Le expliqué lo ocurrido. Él me miraba como si no pudiese creer que su antiguo dueño, un oficial, estuviera ante él vestido de monje. Incluso lloraba.
—¿Por qué lloras? —le pregunté—. ¿No te he dicho que no puedo olvidarte? Alégrate conmigo, querido, pues mi camino está lleno de luz de felicidad.
Él no hablaba apenas, pero suspiraba y movía la cabeza enternecido.
—¿Qué ha hecho usted de su fortuna?
—La he entregado al monasterio: vivimos en comunidad.
Después del té me despedí de ellos.
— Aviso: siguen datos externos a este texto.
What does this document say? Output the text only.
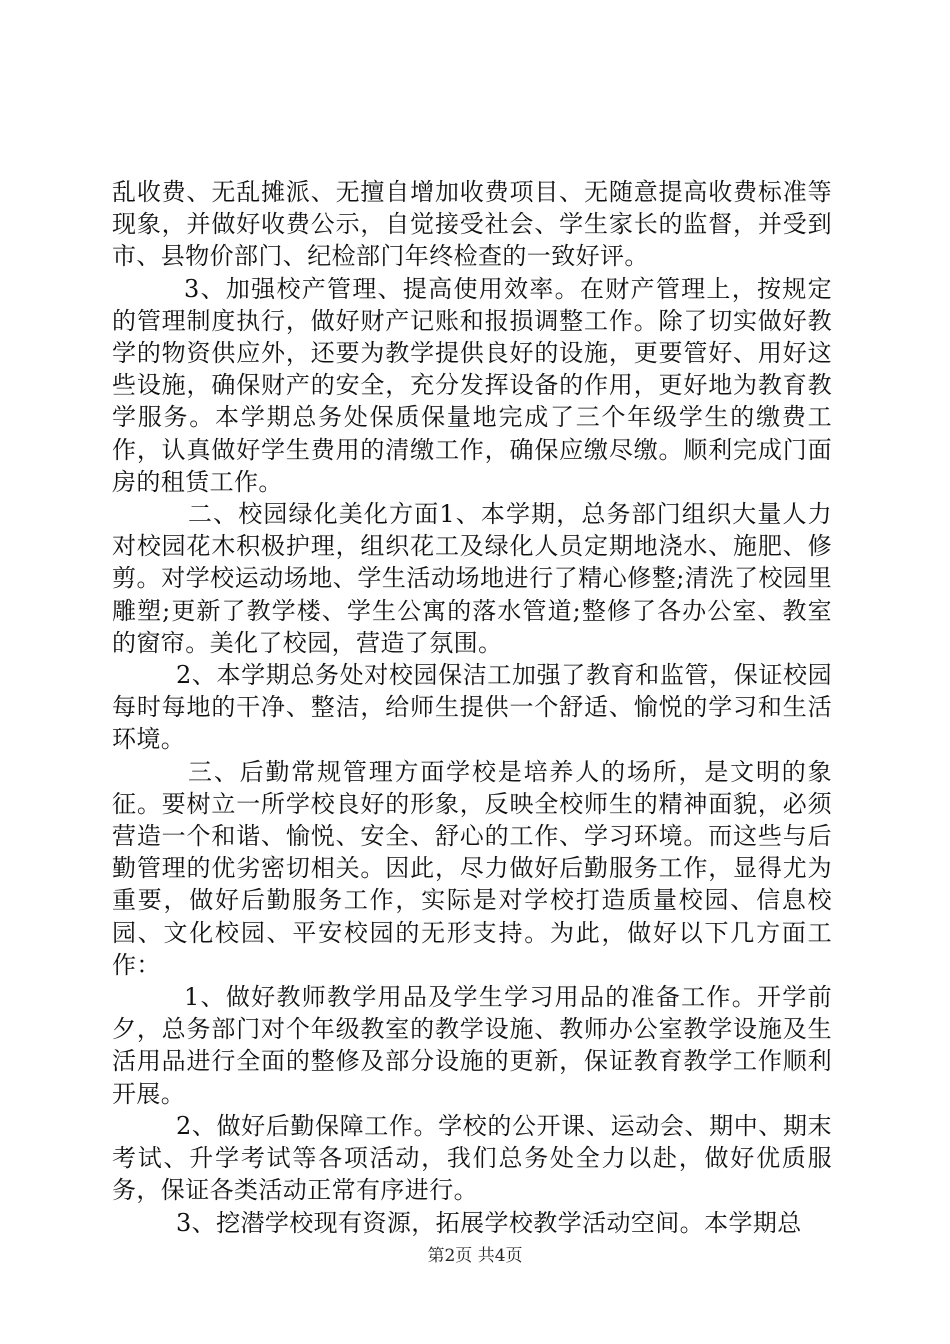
乱收费、无乱摊派、无擅自增加收费项目、无随意提高收费标准等现象，并做好收费公示，自觉接受社会、学生家长的监督，并受到市、县物价部门、纪检部门年终检查的一致好评。

3、加强校产管理、提高使用效率。在财产管理上，按规定的管理制度执行，做好财产记账和报损调整工作。除了切实做好教学的物资供应外，还要为教学提供良好的设施，更要管好、用好这些设施，确保财产的安全，充分发挥设备的作用，更好地为教育教学服务。本学期总务处保质保量地完成了三个年级学生的缴费工作，认真做好学生费用的清缴工作，确保应缴尽缴。顺利完成门面房的租赁工作。

二、校园绿化美化方面1、本学期，总务部门组织大量人力对校园花木积极护理，组织花工及绿化人员定期地浇水、施肥、修剪。对学校运动场地、学生活动场地进行了精心修整;清洗了校园里雕塑;更新了教学楼、学生公寓的落水管道;整修了各办公室、教室的窗帘。美化了校园，营造了氛围。

2、本学期总务处对校园保洁工加强了教育和监管，保证校园每时每地的干净、整洁，给师生提供一个舒适、愉悦的学习和生活环境。

三、后勤常规管理方面学校是培养人的场所，是文明的象征。要树立一所学校良好的形象，反映全校师生的精神面貌，必须营造一个和谐、愉悦、安全、舒心的工作、学习环境。而这些与后勤管理的优劣密切相关。因此，尽力做好后勤服务工作，显得尤为重要，做好后勤服务工作，实际是对学校打造质量校园、信息校园、文化校园、平安校园的无形支持。为此，做好以下几方面工作：

1、做好教师教学用品及学生学习用品的准备工作。开学前夕，总务部门对个年级教室的教学设施、教师办公室教学设施及生活用品进行全面的整修及部分设施的更新，保证教育教学工作顺利开展。

2、做好后勤保障工作。学校的公开课、运动会、期中、期末考试、升学考试等各项活动，我们总务处全力以赴，做好优质服务，保证各类活动正常有序进行。

3、挖潜学校现有资源，拓展学校教学活动空间。本学期总

第2页 共4页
Atanasio me entregó cincuenta copecs para el monasterio y luego me puso otros cincuenta en la mano.
—Es para usted —me dijo—. Usted viaja y puede necesitarlo, padre.
Acepté la limosna, me despedí del matrimonio y me fui con el alma llena de alegría. Por el camino iba pensando: «Sin duda, él está haciendo en su casa lo que yo hago en el camino: suspirar y reír lleno de júbilo. Somos felices al recordar que Dios hizo que nos encontrásemos. Yo era su dueño, él era mi servidor, y ahora, al abrazarnos llenos de emoción, un noble lazo nos ha unido.»